Will transform the vector into {2, 3, 6, A, B} by putting the "removed" values at the end (the values A and B at the end are unspecified (as if the value were moved), which is why you got 6 in your example) and return an iterator to A (the first of the "removed" value).

If you do:

vec.erase(it)

...the first overload of std::vector::erase is chosen and you only remove the value at it, which is the A and get {2, 3, 6, B}.

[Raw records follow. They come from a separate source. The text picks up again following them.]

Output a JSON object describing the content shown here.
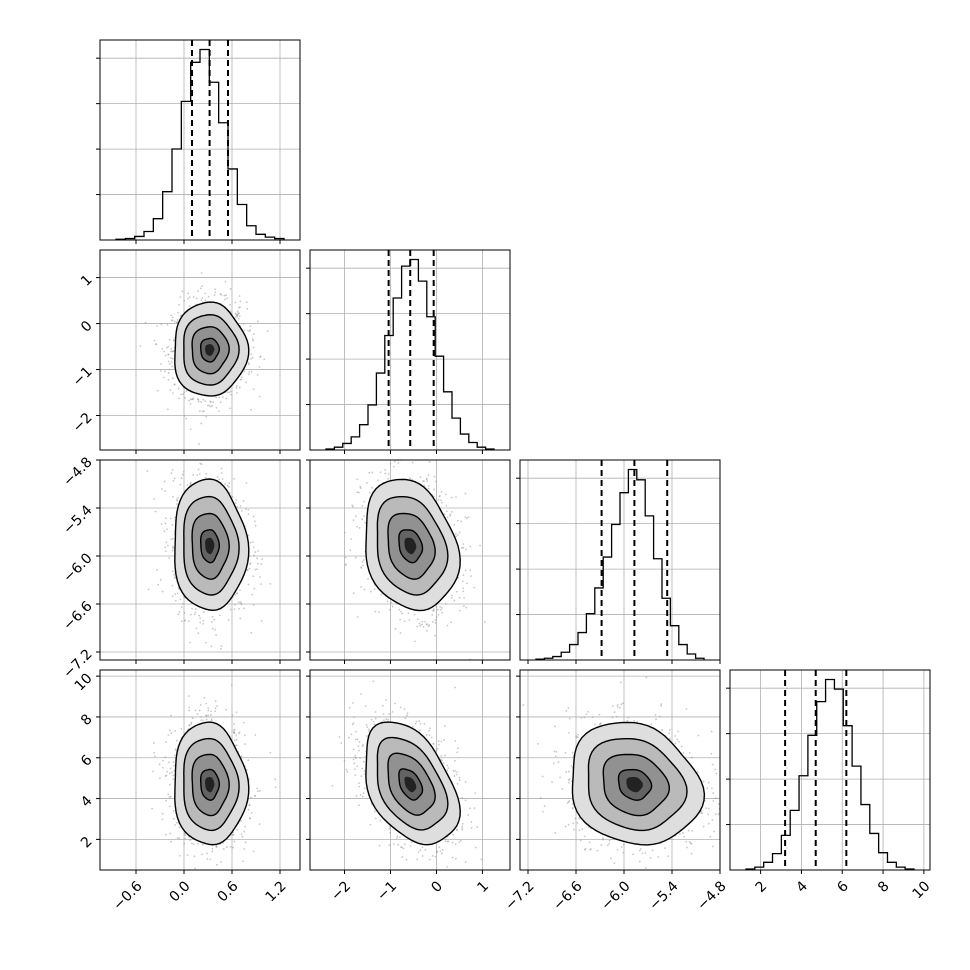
{
  "chart_data": {
    "type": "corner",
    "title": "",
    "parameters": [
      {
        "lim": [
          -1.05,
          1.45
        ],
        "ticks": [
          -0.6,
          0.0,
          0.6,
          1.2
        ],
        "tick_labels": [
          "−0.6",
          "0.0",
          "0.6",
          "1.2"
        ],
        "label": "",
        "quantiles": [
          0.1,
          0.32,
          0.55
        ]
      },
      {
        "lim": [
          -2.75,
          1.6
        ],
        "ticks": [
          -2,
          -1,
          0,
          1
        ],
        "tick_labels": [
          "−2",
          "−1",
          "0",
          "1"
        ],
        "label": "",
        "quantiles": [
          -1.04,
          -0.57,
          -0.06
        ]
      },
      {
        "lim": [
          -7.3,
          -4.8
        ],
        "ticks": [
          -7.2,
          -6.6,
          -6.0,
          -5.4,
          -4.8
        ],
        "tick_labels": [
          "−7.2",
          "−6.6",
          "−6.0",
          "−5.4",
          "−4.8"
        ],
        "label": "",
        "quantiles": [
          -6.28,
          -5.87,
          -5.46
        ]
      },
      {
        "lim": [
          0.5,
          10.3
        ],
        "ticks": [
          2,
          4,
          6,
          8,
          10
        ],
        "tick_labels": [
          "2",
          "4",
          "6",
          "8",
          "10"
        ],
        "label": "",
        "quantiles": [
          3.2,
          4.7,
          6.2
        ]
      }
    ],
    "histograms": [
      [
        1,
        2,
        5,
        12,
        30,
        68,
        128,
        195,
        250,
        268,
        222,
        165,
        100,
        50,
        20,
        8,
        4,
        2
      ],
      [
        1,
        3,
        7,
        14,
        27,
        48,
        82,
        122,
        162,
        196,
        203,
        180,
        142,
        100,
        62,
        34,
        17,
        8,
        3,
        1
      ],
      [
        1,
        2,
        4,
        9,
        18,
        32,
        54,
        84,
        120,
        158,
        195,
        222,
        210,
        168,
        118,
        72,
        40,
        18,
        7,
        2
      ],
      [
        1,
        3,
        8,
        17,
        36,
        62,
        98,
        140,
        175,
        198,
        188,
        150,
        108,
        68,
        38,
        18,
        8,
        3,
        1
      ]
    ],
    "pairs": [
      {
        "x": 0,
        "y": 1,
        "center": [
          0.32,
          -0.57
        ],
        "sd": [
          0.23,
          0.51
        ],
        "rho": 0.0
      },
      {
        "x": 0,
        "y": 2,
        "center": [
          0.32,
          -5.87
        ],
        "sd": [
          0.23,
          0.41
        ],
        "rho": -0.05
      },
      {
        "x": 1,
        "y": 2,
        "center": [
          -0.57,
          -5.87
        ],
        "sd": [
          0.51,
          0.41
        ],
        "rho": -0.2
      },
      {
        "x": 0,
        "y": 3,
        "center": [
          0.32,
          4.7
        ],
        "sd": [
          0.23,
          1.5
        ],
        "rho": -0.05
      },
      {
        "x": 1,
        "y": 3,
        "center": [
          -0.57,
          4.7
        ],
        "sd": [
          0.51,
          1.5
        ],
        "rho": -0.4
      },
      {
        "x": 2,
        "y": 3,
        "center": [
          -5.87,
          4.7
        ],
        "sd": [
          0.41,
          1.5
        ],
        "rho": -0.15
      }
    ],
    "contour_levels_sigma": [
      0.5,
      1.0,
      1.5,
      2.0
    ],
    "colors": {
      "lines": "#000000",
      "points": "#9a9a9a",
      "grid": "#b0b0b0"
    },
    "grid": true,
    "legend": "none"
  }
}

By adding the second argument:

vec.erase(it, vec.end())

...the second overload is chosen, and you erase value between it and vec.end(), so both A and B are erased.

Answer 2

I know that at the time this question was asked there was no C++20, so just adding answer for completeness & up-to-date answer for this question, C++20 has now much cleaner & less verbose pattern, using std::erase_if.

See generic code example:

#include <vector>   
int main()
    {
        std::vector<char> cnt(10);
        std::iota(cnt.begin(), cnt.end(), '0');
     
        auto erased = std::erase_if(cnt, [](char x) { return (x - '0') % 2 == 0; });
        std::cout << erased << " even numbers were erased.\n";
    }

Specific question code snippet:

std::erase_if(stopPoints, [&](const stopPointPair stopPoint)-> bool { return stopPoint.first == 4; });

see complete details here:
https://en.cppreference.com/w/cpp/container/vector/erase2